D'autres ont pointé le manque de parité parmi les invités de Maxime Biaggi, qui anime la populaire émission Zen sur Twitch: sur deux saisons, seules deux femmes ont été invitées sur une vingtaine d'épisodes. Dans un rapport de 2019, le Conseil de l'Europe, une organisation intergouvernementale de défense des droits humains, explique qu'une "représentation déséquilibrée" et un "manque de participation significative des femmes" dans les médias "contribue à un environnement qui tolère et banalise le sexisme 'ordinaire'".

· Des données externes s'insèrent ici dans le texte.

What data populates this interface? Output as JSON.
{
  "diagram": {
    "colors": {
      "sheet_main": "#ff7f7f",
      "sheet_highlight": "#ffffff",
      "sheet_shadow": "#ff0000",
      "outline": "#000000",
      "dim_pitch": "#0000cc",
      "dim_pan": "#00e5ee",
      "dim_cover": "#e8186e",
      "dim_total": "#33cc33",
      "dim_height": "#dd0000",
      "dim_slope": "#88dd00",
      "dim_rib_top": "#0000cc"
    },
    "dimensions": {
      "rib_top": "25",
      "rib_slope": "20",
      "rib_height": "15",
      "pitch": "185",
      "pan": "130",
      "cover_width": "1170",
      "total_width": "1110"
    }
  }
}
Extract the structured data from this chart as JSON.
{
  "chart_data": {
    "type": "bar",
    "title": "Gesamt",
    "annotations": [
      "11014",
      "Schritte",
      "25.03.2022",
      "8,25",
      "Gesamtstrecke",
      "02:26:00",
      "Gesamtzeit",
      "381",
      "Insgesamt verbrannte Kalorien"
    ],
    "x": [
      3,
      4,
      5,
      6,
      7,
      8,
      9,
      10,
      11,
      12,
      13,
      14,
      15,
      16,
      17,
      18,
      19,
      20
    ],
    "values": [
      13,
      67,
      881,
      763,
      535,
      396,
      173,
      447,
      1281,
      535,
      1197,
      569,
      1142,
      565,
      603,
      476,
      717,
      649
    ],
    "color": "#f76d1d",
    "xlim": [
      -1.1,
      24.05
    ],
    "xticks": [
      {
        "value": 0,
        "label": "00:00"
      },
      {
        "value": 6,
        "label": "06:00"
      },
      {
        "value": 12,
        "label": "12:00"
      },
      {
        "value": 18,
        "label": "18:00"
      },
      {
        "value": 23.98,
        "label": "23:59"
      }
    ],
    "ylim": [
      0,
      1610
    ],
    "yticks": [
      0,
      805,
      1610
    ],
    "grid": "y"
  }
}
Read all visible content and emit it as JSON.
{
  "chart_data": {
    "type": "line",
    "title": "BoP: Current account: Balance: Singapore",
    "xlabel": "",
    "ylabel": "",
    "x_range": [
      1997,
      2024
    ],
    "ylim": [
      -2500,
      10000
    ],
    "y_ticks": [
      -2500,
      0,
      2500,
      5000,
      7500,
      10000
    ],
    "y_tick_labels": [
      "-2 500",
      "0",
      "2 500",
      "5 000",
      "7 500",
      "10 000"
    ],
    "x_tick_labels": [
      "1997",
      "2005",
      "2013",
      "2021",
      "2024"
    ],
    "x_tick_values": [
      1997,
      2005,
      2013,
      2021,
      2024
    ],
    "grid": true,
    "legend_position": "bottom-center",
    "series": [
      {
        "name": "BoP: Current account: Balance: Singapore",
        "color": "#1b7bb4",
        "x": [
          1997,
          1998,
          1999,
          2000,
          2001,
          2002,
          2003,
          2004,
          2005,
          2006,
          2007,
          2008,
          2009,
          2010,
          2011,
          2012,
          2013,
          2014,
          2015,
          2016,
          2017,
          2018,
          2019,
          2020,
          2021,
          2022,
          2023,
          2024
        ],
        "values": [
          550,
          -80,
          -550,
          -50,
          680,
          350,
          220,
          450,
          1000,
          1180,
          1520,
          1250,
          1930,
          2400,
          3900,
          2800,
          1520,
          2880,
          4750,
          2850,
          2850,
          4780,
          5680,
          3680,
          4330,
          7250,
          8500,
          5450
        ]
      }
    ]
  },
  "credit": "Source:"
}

"C'est une responsabilité, quand on est invité sur une chaîne et qu'on est un homme, de voir si une femme ne pourrait pas être invitée à sa place", affirme donc Laure Salmona.
Des influenceurs trop "lisses"?
Par ailleurs, l'audience et le modèle économique de l'influence n'incitent pas forcément les créateurs à prendre position dans des affaires de cyberharcèlement sexiste.
"Les influenceurs, leur but, c'est d'abord de devenir célèbres et donc de se faire de l'argent. Et pour faire ça, il ne faut jamais être clivant, jamais prendre position, jamais contredire. Il faut être lisse", synthétise Nat'Ali.
Depuis que son cyberharcèlement a commencé, en 2021, Ultia dit se sentir ostracisée et estime avoir perdu des opportunités de collaborations avec d'autres influenceurs. "Les gros streameurs ne vont pas te contacter parce que t'es quelqu'un à problème, on sait que si t'es invitée, il va y avoir des choses à gérer, des insultes dans le chat" raconte-t-elle. Lorsqu'elle a participé à l'émission d'un autre streameur en novembre 2022, elle a refusé d'en envoyer le lien à son père face à la violence du chat.
3018: le numéro vert dédié au cyberharcèlement
En cas de cyberharcèlement, vous pouvez composer le 3018 pour joindre un dispositif d'écoute des victimes. Ce numéro est joignable 7 jours sur 7 de 9h à 23h.